Ausführliche Einzeluntersuchungen gelten vor allem dem Liber Historiae Francorum, Einhards Vita Karoli Magni, Paulus Diaconus' Historia Langobardorum, den Annales regni Francorum und den Annales Mettenses priores. Durch das erstgenannte Werk sei überhaupt erst eine Definition des Frankenvolkes durch Geschichte unter Anknüpfung an die römische und christliche Kultur in Gallien in einer teilweise völlig frei erfundenen Vergangenheit (Stichwort: Troja-Mythos) geschehen. Das fränkische Interesse an Geschichte umfasste Griechen, Römer, Juden, Goten und Langobarden. Kein historischer Text wurde als unveränderbare Einheit betrachtet. Jeder Text konnte und wurde in Abschriften, Exzerpten, Miszellen oder Auszügen transformiert. Kompilationen gerieten so zu neuen Werken, zugeschnitten nach Bedarf wohl in Reaktion auf ein Publikum. Für sie ist das Attribut "kompiliert" zu wenig und "neugeschaffen" zu viel.

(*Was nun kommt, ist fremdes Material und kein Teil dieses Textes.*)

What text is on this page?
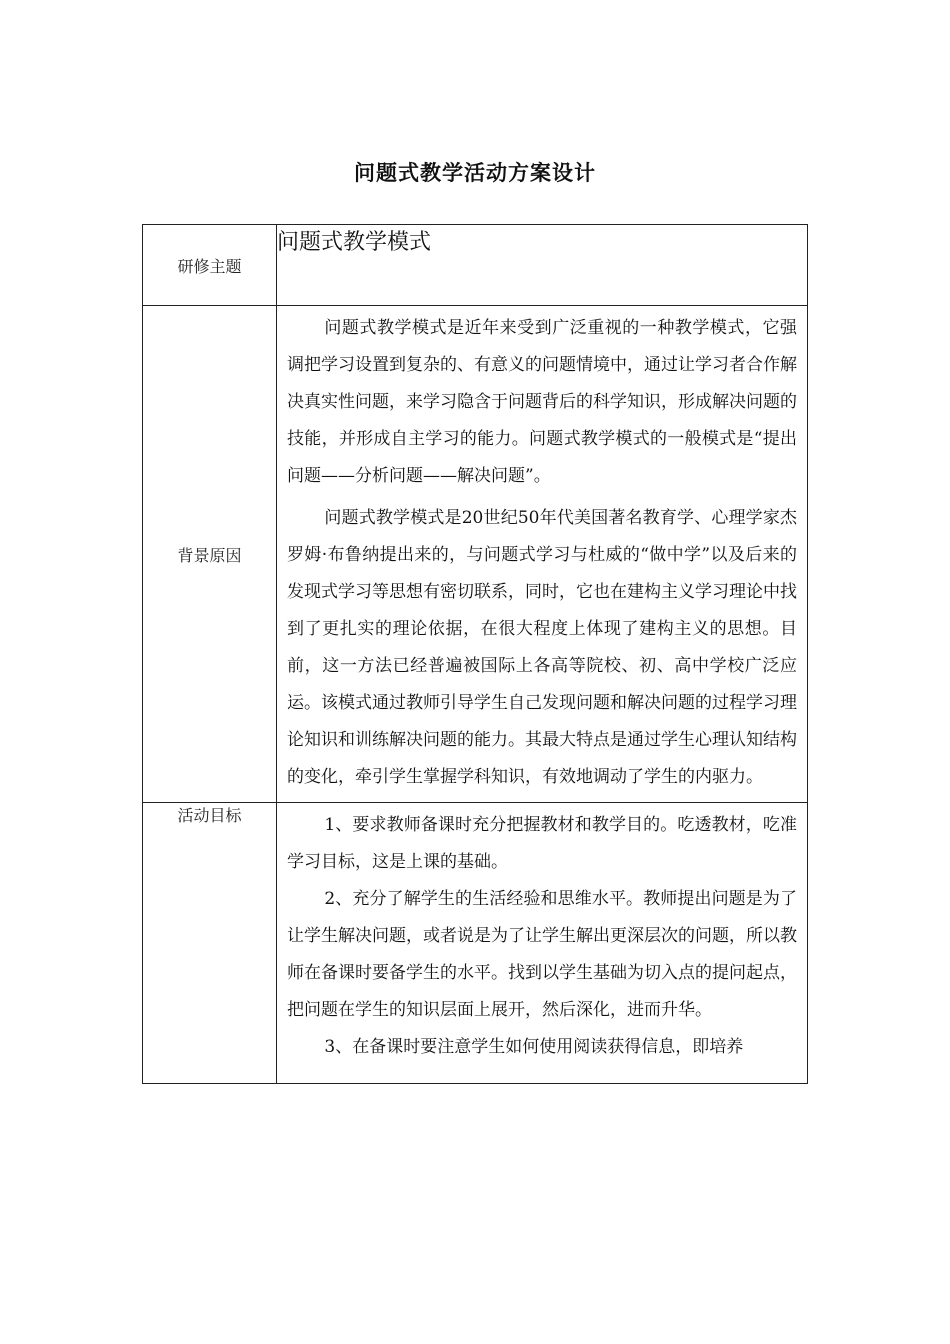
问题式教学活动方案设计
研修主题	问题式教学模式
背景原因	问题式教学模式是近年来受到广泛重视的一种教学模式，它强调把学习设置到复杂的、有意义的问题情境中，通过让学习者合作解决真实性问题，来学习隐含于问题背后的科学知识，形成解决问题的技能，并形成自主学习的能力。问题式教学模式的一般模式是“提出问题——分析问题——解决问题”。

问题式教学模式是20世纪50年代美国著名教育学、心理学家杰罗姆·布鲁纳提出来的，与问题式学习与杜威的“做中学”以及后来的发现式学习等思想有密切联系，同时，它也在建构主义学习理论中找到了更扎实的理论依据，在很大程度上体现了建构主义的思想。目前，这一方法已经普遍被国际上各高等院校、初、高中学校广泛应运。该模式通过教师引导学生自己发现问题和解决问题的过程学习理论知识和训练解决问题的能力。其最大特点是通过学生心理认知结构的变化，牵引学生掌握学科知识，有效地调动了学生的内驱力。

活动目标	1、要求教师备课时充分把握教材和教学目的。吃透教材，吃准学习目标，这是上课的基础。

2、充分了解学生的生活经验和思维水平。教师提出问题是为了让学生解决问题，或者说是为了让学生解出更深层次的问题，所以教师在备课时要备学生的水平。找到以学生基础为切入点的提问起点，把问题在学生的知识层面上展开，然后深化，进而升华。

3、在备课时要注意学生如何使用阅读获得信息，即培养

Die Verfasserin hebt den Charakter historischer Werke als Bedarfsliteratur mehrfach hervor. Sie weist beispielsweise darauf hin, dass die Langobardengeschichte des Paulus Diaconus nicht nur auf die Darstellung einer langen, gemeinsamen langobardisch-fränkischen Bündnisvergangenheit, sondern auch auf eine Warnung an die Franken abzielte mit dem Inhalt, das ist es, was ihr über dieses gerade unterworfene Volk wissen müsst. Sie datiert ferner die Karlsvita von Einhard nicht zuletzt auch aufgrund der Kategorie des Gebrauchs auf etwa 817, wobei sie einen Zusammenhang zur so genannten Ordinatio imperii von 817 herstellt, und mahnt zu Recht, dass die deutsche Forschung diese Frühdatierung bisher nicht zur Kenntnis genommen hat. Zugleich wehrt sie sich aber dezidiert gegen den postmodernen "linguistic turn", der als alleiniges Erklärungsmodell die Historiografie in unzulässiger Einseitigkeit auf eine bloße literarische Geschichte reduziere.

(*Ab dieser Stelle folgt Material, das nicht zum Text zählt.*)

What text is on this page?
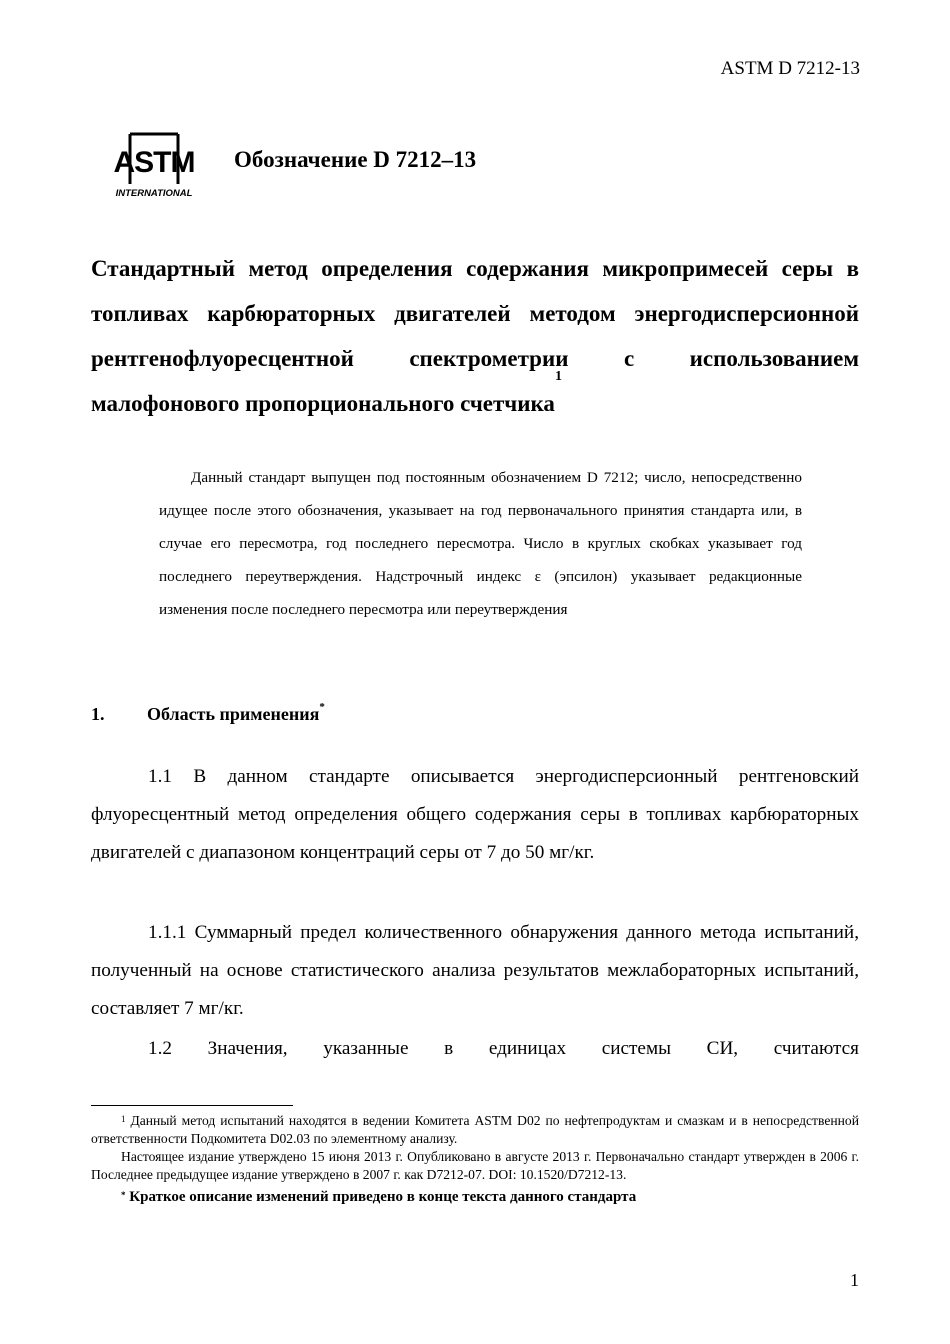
ASTM D 7212-13
ASTM
INTERNATIONAL
Обозначение D 7212–13
Стандартный метод определения содержания микропримесей серы в топливах карбюраторных двигателей методом энергодисперсионной рентгенофлуоресцентной спектрометрии с использованием малофонового пропорционального счетчика$^1$
Данный стандарт выпущен под постоянным обозначением D 7212; число, непосредственно идущее после этого обозначения, указывает на год первоначального принятия стандарта или, в случае его пересмотра, год последнего пересмотра. Число в круглых скобках указывает год последнего переутверждения. Надстрочный индекс ε (эпсилон) указывает редакционные изменения после последнего пересмотра или переутверждения
1. Область применения*
1.1 В данном стандарте описывается энергодисперсионный рентгеновский флуоресцентный метод определения общего содержания серы в топливах карбюраторных двигателей с диапазоном концентраций серы от 7 до 50 мг/кг.
1.1.1 Суммарный предел количественного обнаружения данного метода испытаний, полученный на основе статистического анализа результатов межлабораторных испытаний, составляет 7 мг/кг.
1.2 Значения, указанные в единицах системы СИ, считаются

$^1$ Данный метод испытаний находятся в ведении Комитета ASTM D02 по нефтепродуктам и смазкам и в непосредственной ответственности Подкомитета D02.03 по элементному анализу.

Настоящее издание утверждено 15 июня 2013 г. Опубликовано в августе 2013 г. Первоначально стандарт утвержден в 2006 г. Последнее предыдущее издание утверждено в 2007 г. как D7212-07. DOI: 10.1520/D7212-13.

* Краткое описание изменений приведено в конце текста данного стандарта

1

Das Buch kreist insgesamt um die Idee, die Karolingerzeit habe einen Sinn für Vergangenheit gehabt und dieser sei integrativer Bestandteil eines Sinnes für die eigene Identität gewesen. Diese, wenngleich wichtige Kernaussage durchzieht ein wenig redundant alle Kapitel. Es habe darüber hinaus die bewusste Herstellung einer von einem Kollektiv geteilten Erinnerung an vergangene Erfahrungen und an Bilder der Vergangenheit gegeben, die durch mündliche und / oder schriftliche Kommunikation erzeugt wurde. Die Verfasserin verficht vehement die Meinung, dass die so erstellten historischen Werke tatsächlich gelesen wurden und zwar nicht nur durch eine geistig-geistliche Elite, sondern auch durch die soziale Elite der Gewalthaber. Sie stützt sich dabei auf zwei bekannte Grafentestamente, durch die historiografische Bücher vererbt wurden. Wer aber ansonsten zu dem imaginierten Kollektiv gehört haben soll, bleibt notgedrungen im Dunkeln. Es wird die dialektische Frage aufgeworfen, ob bereits der Autor einer historischen Darstellung über seine private Erinnerung hinaus Anteil an der gesellschaftlichen Erinnerung hat, und bejaht. Doch muss die Analyse von Publikum und Leserschaft angesichts des Handschriftenbefunds - viele Schriften sind nicht mehr im Original, vielmehr aus Codices des 10. Jahrhunderts und später erhalten - relativ schwach bleiben.
In diesem Zusammenhang sei ein resignatives Urteil der Verfasserin zum Dynastiewechsel von 751 erwähnt, denn ihrer Ansicht nach, sind die Ereignisse zwischen 749 und 754 nicht mehr zu rekonstruieren. Man solle die fränkische Historiografie darüber als einen politischen und ideologischen Schöpfungsakt betrachten und nicht mehr dahinter vermuten. Damit ist ein Bezugpunkt zu der in der deutschen Forschung aktuellen Debatte um die menschliche Gedächtnisleistung, ausgelöst von Johannes Fried unter Anwendung von Ergebnissen der modernen Hirnforschung, hergestellt, ohne dass die Verfasserin selbst diesen kennt. Es ließe sich noch vieles über dieses sehr lesenswerte Buch schreiben, das die Fachwissenschaftler auffordert, das geistige Gedankengut des 9. und des 12. Jahrhunderts unbedingt zusammen zu betrachten, doch sei stattdessen der resümierende Satz der Verfasserin zitiert: "A sense of the past was deeply integrated into the sense of identity possessed by the audiences for history in the Carolingian world", der losgelöst vom Zeitalter der Karolinger auch für unsere Zeit allgemeine Gültigkeit beanspruchen darf.